Les organisations d’origine ouvrière, partis et syndicats, ont montré une fois encore leur faillite. Aucune n’a appelé la population laborieuse à manifester contre le gouvernement et sa police, après la mort de Zied Benna et de Bouna Traoré qui fuyaient un énième contrôle au faciès. Deux adolescents de 14 et 17 ans électrocutés, aussitôt accusés par le ministre de l’Intérieur d’avoir participé à un cambriolage, ce qui est un mensonge. Ni le PS, ni le PCF, ni les organisations syndicales n’ont décidé d’organiser la légitime exaspération des jeunes des quartiers populaires de Clichy, leur révolte spontanée en apprenant la mort de Zied et Bouna. Ils les ont laissés seuls face à la police.

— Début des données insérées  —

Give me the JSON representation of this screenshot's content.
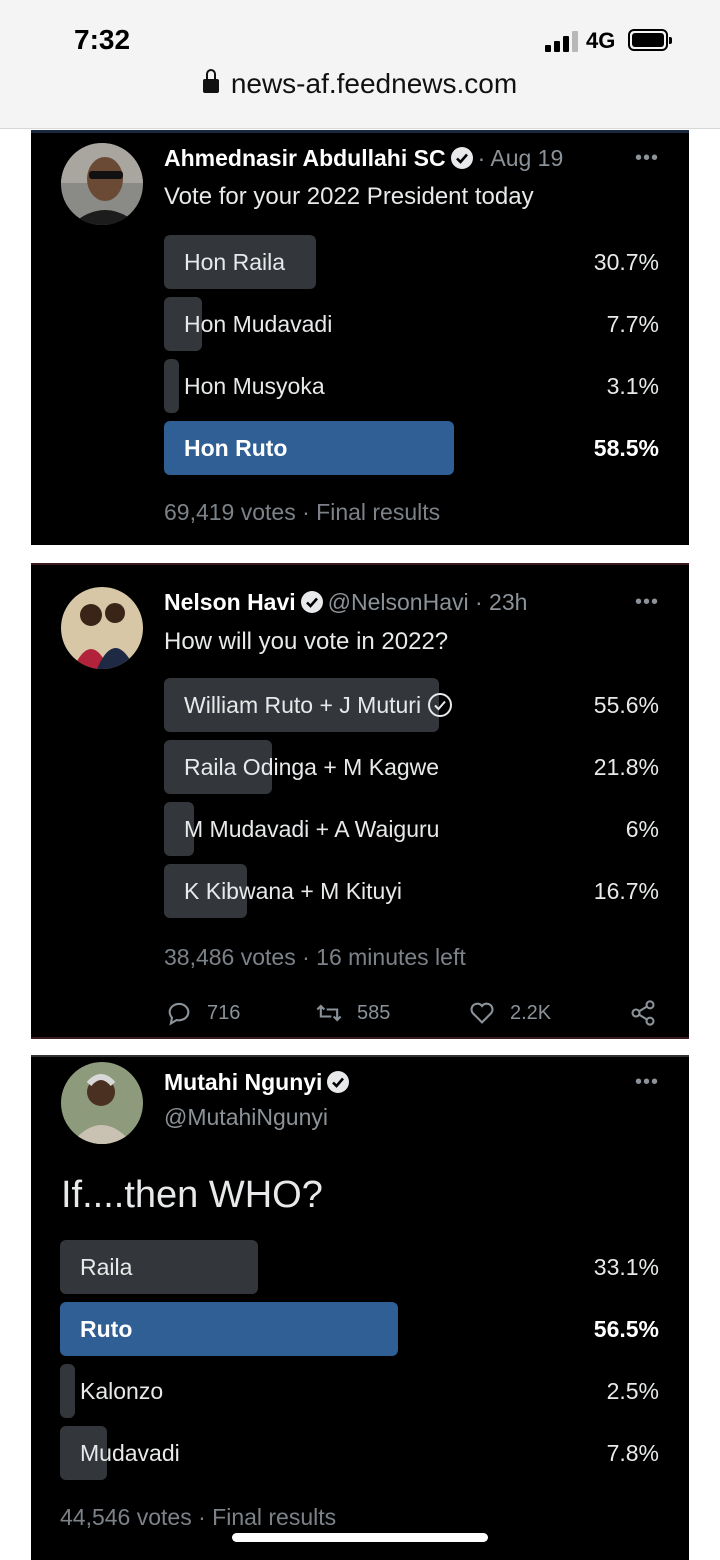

Pire, PS et PCF ont communié dans la demande de « rétablissement de l’ordre républicain », dès que la contagion de la colère s’est propagée dans les cités de la banlieue parisienne, puis en province :
Le gouvernement se montre incapable de rétablir l’ordre public. (CEN du PCF, 4 novembre 2005)
Le jour où Villepin annonçait l’application des lois d’exception, d’agression contre les banlieues ouvrières, Ayrault, à l’Assemblée nationale, a déclaré « s’imposer un pacte de non agression à l’égard du gouvernement ». Le président du groupe des députés PS s’est dit « pas hostile par principe au couvre-feu ».

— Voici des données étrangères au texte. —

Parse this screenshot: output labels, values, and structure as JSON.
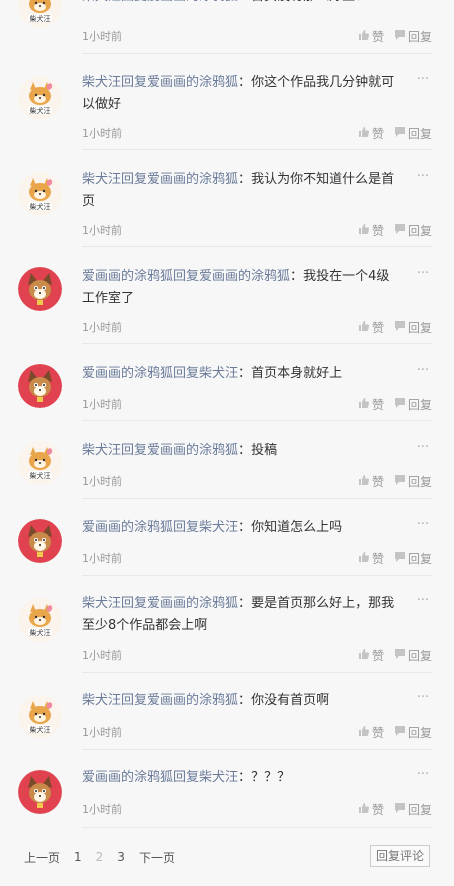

Avant toute chose, il est impératif de rétablir l’ordre et la sécurité. (Hollande, premier secrétaire du PS, 8 novembre)
L’Humanité du 8 novembre se contente de citer les mesures annoncées par Villepin la veille, sans réclamer la levée immédiate de l’état d’urgence ; les communiqués CGT et FO sont également muets sur cette exigence minimum, comme le PT qui « exprime sa plus vive préoccupation » !
À l’unisson, PS, PCF, LCR, LO, réclament le renforcement des dispositifs anti-explosion chargés de contenir la misère sociale :
Mise en place immédiate de dispositifs de police de proximité, de partenariats entre tous les acteurs concernés : police, gendarmerie, justice, élus locaux… (CEN du PCF, 4 novembre 2005)
Il n’y a pas, dans les quartiers dits sensibles, plus de police de proximité ou de postes de police permanents. (Lutte Ouvrière, éditorial, 4 novembre 2005)
Que demandent les maires ? Ils demandent des services publics immédiats, une présence de la police, pas simplement quand il y a des incidents, une police permanente. (Hollande, France 2, 7 novembre)
Les partis réformistes et leurs acolytes se retrouvent systématiquement du côté de la défense de l’ordre bourgeois. Ils ont, entre autres, appelé à voter Chirac, accepté Vigipirate, soutenu la loi discriminatoire contre le voile. Les bureaucraties syndicales qui leur sont liées isolent les grèves (comme à la RTM) quand elles ne les trahissent pas directement (SNCM), égrènent les journées d’action impuissantes, dévoient le mécontentement du prolétariat dans une demande incessante de « négociations » avec le gouvernement Chirac-Villepin-Sarkozy, comme si ce dernier avait la moindre intention de changer sa politique, de cesser de porter des coups et de répondre favorablement aux revendications ouvrières. En relais des réformistes qui n’ont plus l’oreille de la jeunesse, les curés et les imams, prônent la résignation et les manifestations silencieuses quand les pauvres crient vengeance.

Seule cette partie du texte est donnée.